Beave's Instagram and TikTok accounts, the latter of which has racked up more than 835k followers, features entertaining footage of the animal constantly grabbing things around the house and adding them to a "dam pile."

In one video on Instagram, Beave hilariously attempts to pick up a plunger — but to no avail.

A second video shows the animal carrying a small red chair off its back, while Coyne can be heard narrating Beave's actions as she films the scene.

Beave also makes Christmas gift wrapping very difficult for Coyne in another video, which features the animal nibbling away on a present.

"'What’s it like to rehab a beaver?' Well, apparently you can’t wrap Christmas presents when he needs attention," Coyne captioned the video. "Beaver kits have a strong need for socialization and bonding time. A STRONG need."

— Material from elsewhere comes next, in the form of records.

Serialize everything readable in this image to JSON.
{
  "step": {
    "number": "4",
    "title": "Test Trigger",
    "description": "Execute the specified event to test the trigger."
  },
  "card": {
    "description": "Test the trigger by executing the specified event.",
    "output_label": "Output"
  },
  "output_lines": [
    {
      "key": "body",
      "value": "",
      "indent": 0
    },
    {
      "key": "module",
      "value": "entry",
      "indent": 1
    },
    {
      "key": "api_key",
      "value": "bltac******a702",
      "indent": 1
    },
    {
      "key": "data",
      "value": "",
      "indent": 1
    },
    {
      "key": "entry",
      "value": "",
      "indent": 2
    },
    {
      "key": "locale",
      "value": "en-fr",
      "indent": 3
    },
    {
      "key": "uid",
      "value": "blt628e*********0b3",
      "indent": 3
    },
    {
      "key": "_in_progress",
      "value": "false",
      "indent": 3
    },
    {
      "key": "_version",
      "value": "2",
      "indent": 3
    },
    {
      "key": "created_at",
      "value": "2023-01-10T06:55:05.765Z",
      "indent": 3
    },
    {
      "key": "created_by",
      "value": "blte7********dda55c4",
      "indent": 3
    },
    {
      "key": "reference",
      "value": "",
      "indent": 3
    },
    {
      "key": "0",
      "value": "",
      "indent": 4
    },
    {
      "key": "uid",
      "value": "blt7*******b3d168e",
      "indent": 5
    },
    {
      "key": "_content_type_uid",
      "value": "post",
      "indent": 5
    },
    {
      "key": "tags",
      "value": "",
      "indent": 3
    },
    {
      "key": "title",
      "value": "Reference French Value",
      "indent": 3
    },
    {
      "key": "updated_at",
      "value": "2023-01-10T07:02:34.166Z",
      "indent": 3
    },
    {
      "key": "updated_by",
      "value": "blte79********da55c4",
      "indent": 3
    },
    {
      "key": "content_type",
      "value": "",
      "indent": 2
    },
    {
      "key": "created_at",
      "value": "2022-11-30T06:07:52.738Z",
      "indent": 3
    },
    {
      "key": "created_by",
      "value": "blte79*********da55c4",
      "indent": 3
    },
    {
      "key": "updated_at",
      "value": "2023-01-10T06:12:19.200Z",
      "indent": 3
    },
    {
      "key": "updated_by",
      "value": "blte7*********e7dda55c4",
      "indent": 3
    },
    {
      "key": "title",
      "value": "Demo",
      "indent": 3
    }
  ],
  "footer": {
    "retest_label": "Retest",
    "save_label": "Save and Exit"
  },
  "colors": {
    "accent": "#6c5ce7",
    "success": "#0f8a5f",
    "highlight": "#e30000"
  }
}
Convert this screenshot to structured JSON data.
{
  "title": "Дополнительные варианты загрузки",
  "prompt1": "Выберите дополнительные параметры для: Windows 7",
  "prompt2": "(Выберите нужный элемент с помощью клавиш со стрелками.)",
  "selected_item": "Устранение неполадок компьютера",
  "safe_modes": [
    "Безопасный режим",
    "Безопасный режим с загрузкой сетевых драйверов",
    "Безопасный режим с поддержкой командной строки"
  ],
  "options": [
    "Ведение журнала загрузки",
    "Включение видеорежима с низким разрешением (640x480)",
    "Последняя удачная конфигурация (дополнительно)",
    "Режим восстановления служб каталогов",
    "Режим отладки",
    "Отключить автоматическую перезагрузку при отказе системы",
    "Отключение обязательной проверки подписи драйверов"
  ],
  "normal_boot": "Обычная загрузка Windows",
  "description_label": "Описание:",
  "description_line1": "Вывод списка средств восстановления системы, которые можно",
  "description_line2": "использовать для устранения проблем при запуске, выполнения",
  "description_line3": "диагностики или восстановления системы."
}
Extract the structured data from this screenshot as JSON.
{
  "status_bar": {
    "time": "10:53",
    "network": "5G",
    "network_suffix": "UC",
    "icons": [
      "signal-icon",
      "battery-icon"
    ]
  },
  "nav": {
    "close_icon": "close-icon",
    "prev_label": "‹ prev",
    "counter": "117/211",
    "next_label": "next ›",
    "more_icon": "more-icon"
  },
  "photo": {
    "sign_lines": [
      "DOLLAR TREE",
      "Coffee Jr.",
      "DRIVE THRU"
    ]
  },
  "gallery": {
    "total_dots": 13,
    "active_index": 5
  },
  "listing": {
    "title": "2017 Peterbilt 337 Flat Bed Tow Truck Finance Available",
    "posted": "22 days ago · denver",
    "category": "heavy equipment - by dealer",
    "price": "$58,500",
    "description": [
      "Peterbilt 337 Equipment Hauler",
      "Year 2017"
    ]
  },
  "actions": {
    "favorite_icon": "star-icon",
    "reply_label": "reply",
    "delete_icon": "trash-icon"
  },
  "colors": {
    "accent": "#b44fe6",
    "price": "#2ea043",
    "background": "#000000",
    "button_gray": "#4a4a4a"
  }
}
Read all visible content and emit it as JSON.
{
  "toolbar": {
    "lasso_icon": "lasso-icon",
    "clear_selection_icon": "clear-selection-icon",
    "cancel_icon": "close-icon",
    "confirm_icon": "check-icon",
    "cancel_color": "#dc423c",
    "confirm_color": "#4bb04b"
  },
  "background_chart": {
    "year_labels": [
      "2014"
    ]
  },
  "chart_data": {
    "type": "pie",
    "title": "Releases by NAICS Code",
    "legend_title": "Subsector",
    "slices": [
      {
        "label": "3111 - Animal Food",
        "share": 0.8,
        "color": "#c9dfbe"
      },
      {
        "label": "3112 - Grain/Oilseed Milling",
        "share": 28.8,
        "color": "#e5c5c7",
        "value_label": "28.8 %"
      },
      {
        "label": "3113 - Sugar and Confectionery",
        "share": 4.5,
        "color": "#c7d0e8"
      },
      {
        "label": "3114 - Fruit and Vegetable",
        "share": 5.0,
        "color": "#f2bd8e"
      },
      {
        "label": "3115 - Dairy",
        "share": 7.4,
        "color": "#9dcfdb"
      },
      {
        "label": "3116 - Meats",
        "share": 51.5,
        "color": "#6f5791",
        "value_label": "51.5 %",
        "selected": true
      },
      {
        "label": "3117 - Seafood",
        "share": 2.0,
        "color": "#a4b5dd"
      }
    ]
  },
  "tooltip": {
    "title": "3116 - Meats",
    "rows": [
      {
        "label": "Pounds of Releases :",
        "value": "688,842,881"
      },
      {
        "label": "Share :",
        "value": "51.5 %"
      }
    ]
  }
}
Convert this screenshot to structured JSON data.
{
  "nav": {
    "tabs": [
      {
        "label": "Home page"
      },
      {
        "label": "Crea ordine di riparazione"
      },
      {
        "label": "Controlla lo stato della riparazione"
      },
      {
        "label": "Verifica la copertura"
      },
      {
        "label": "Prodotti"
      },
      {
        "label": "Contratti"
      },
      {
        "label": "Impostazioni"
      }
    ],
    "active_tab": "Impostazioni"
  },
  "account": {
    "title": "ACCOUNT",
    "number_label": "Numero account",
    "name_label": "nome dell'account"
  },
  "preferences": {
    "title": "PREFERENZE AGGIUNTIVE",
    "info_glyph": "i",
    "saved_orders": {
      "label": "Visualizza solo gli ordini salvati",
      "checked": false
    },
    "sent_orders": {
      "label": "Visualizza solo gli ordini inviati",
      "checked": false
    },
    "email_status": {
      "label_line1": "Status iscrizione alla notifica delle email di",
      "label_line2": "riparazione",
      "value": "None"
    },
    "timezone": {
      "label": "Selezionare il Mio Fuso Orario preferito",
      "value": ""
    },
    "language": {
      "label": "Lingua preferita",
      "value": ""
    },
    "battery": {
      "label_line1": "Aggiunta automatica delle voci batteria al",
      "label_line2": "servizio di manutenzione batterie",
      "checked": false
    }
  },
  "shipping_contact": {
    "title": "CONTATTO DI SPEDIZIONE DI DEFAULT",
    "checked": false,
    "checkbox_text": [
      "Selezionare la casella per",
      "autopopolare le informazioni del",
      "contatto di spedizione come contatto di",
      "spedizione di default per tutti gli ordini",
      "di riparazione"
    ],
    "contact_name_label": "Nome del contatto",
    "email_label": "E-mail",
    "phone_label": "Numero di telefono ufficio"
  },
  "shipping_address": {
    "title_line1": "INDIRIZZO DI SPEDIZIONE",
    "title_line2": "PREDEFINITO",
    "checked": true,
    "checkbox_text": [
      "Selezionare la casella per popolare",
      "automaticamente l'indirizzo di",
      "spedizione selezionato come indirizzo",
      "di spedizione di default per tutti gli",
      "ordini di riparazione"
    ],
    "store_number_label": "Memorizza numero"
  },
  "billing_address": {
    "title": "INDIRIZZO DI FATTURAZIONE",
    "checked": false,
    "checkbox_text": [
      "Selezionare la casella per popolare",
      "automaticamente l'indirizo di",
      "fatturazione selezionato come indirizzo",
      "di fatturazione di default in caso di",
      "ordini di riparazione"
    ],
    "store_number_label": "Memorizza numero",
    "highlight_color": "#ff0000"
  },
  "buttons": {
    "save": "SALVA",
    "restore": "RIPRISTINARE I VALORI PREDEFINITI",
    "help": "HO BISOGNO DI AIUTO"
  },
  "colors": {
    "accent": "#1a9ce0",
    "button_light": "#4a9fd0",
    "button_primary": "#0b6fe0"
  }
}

Coyne, a wildlife rehabilitator with Raising the Wild, said in an interview with NPR's Weekend Edition that Beave "started just kind of collecting anything that he could get his little paws on" throughout the house.

"So anything that was at his height, you know, around the house he would grab," she said. "He does seem to like doorways. He dams a lot in front of my front door."

Coyne rescued Beave back in May after he was found abandoned outside. He was only 3 weeks old.

"I received a call, as I normally do for a lot of rehabs, and the woman said that she had found a baby beaver on the side of the road," Coyne said. "So I said, 'Of course you can bring it to me.' "

Coyne said she plans to keep Beave for the next two years, during which she'll help him adjust to the outdoors until he is ready to return to the wild. "Around the age of 2, his hormones should start to kick in like they would in the wild," she said. "And he's going to want to set out to find a mate."

After a "very slow, soft release process," Coyne will say goodbye to her precious animal as Beave spends time at a nearby pond, where his future with his (hopeful) mate will begin.